Changes in Prisoner Rights during the 1960s
The Civil Rights Act of 1871 was used to champion the cause of prisoners’ rights in the 1960s. The act was originally written to enforce civil liability on those who deprive others of their constitutional rights. In 1961, the United States Supreme Court would rule that these liabilities applied to state officials in federal courts during the Monroe v. Pape case. The ruling also had the capacity to be used in cases of prisoners’ rights.
A Supreme Court case in 1962, Robinson v. California, asserted that the Eighth Amendment of the Constitution applied to cruel and unusual punishment of prisoners of the state. Our courts still hold that prisoners have fewer rights than other citizens, however, and some say the tide may be turning toward a more hands-off approach, similar to that of the 19th century.
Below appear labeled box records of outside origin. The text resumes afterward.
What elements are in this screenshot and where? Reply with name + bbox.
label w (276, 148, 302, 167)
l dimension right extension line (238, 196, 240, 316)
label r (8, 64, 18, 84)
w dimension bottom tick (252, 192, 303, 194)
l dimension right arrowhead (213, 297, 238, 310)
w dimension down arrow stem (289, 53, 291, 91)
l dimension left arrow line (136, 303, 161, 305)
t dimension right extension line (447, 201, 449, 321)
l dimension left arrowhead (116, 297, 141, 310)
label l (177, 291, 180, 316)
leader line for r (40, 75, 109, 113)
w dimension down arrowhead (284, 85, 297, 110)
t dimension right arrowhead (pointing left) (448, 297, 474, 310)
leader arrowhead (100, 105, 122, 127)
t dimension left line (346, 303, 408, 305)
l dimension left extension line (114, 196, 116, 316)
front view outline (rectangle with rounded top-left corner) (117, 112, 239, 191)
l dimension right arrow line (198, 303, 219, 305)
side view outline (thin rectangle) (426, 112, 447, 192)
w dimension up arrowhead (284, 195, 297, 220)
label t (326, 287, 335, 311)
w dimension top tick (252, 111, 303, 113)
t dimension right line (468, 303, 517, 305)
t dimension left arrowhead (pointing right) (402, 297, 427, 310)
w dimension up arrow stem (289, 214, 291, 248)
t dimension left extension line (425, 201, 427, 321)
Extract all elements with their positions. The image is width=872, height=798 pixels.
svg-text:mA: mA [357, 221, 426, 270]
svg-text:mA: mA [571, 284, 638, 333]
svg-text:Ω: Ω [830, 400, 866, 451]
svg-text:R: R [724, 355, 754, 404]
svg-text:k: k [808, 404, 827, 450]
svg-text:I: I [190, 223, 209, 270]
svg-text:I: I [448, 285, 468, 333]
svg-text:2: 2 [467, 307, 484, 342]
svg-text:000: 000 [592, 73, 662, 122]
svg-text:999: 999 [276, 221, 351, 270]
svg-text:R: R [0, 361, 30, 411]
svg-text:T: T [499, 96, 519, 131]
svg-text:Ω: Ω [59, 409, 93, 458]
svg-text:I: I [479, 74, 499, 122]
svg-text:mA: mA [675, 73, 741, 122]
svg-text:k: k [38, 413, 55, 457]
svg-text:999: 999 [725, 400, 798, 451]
The State of the Eighth Amendment
Who knows what the current face of prisoner rights in the United States would look like if it weren’t for the Eight Amendment? This amendment specifically prohibits cruel and unusual punishment. Such punishment could come in the form of inhumane living conditions, insufficient medical care, failure to protect from attacks, the use of force or deliberate indifference to pain, suffering and threats to medical health.
There are still many grey areas when it comes to the Eighth Amendment and prisoners’ rights, though. While many prisoners’ rights advocates argued that overcrowding was a form of cruel and unusual punishment, the court decided in the case of Bell v. Wolfish in 1979 that double cells were not unconstitutional. In other cases, prisoners have sued over use of force and lost, depending on the seriousness of their injuries. We still uphold the general rights of prisoners, however, as part of being a civilized nation.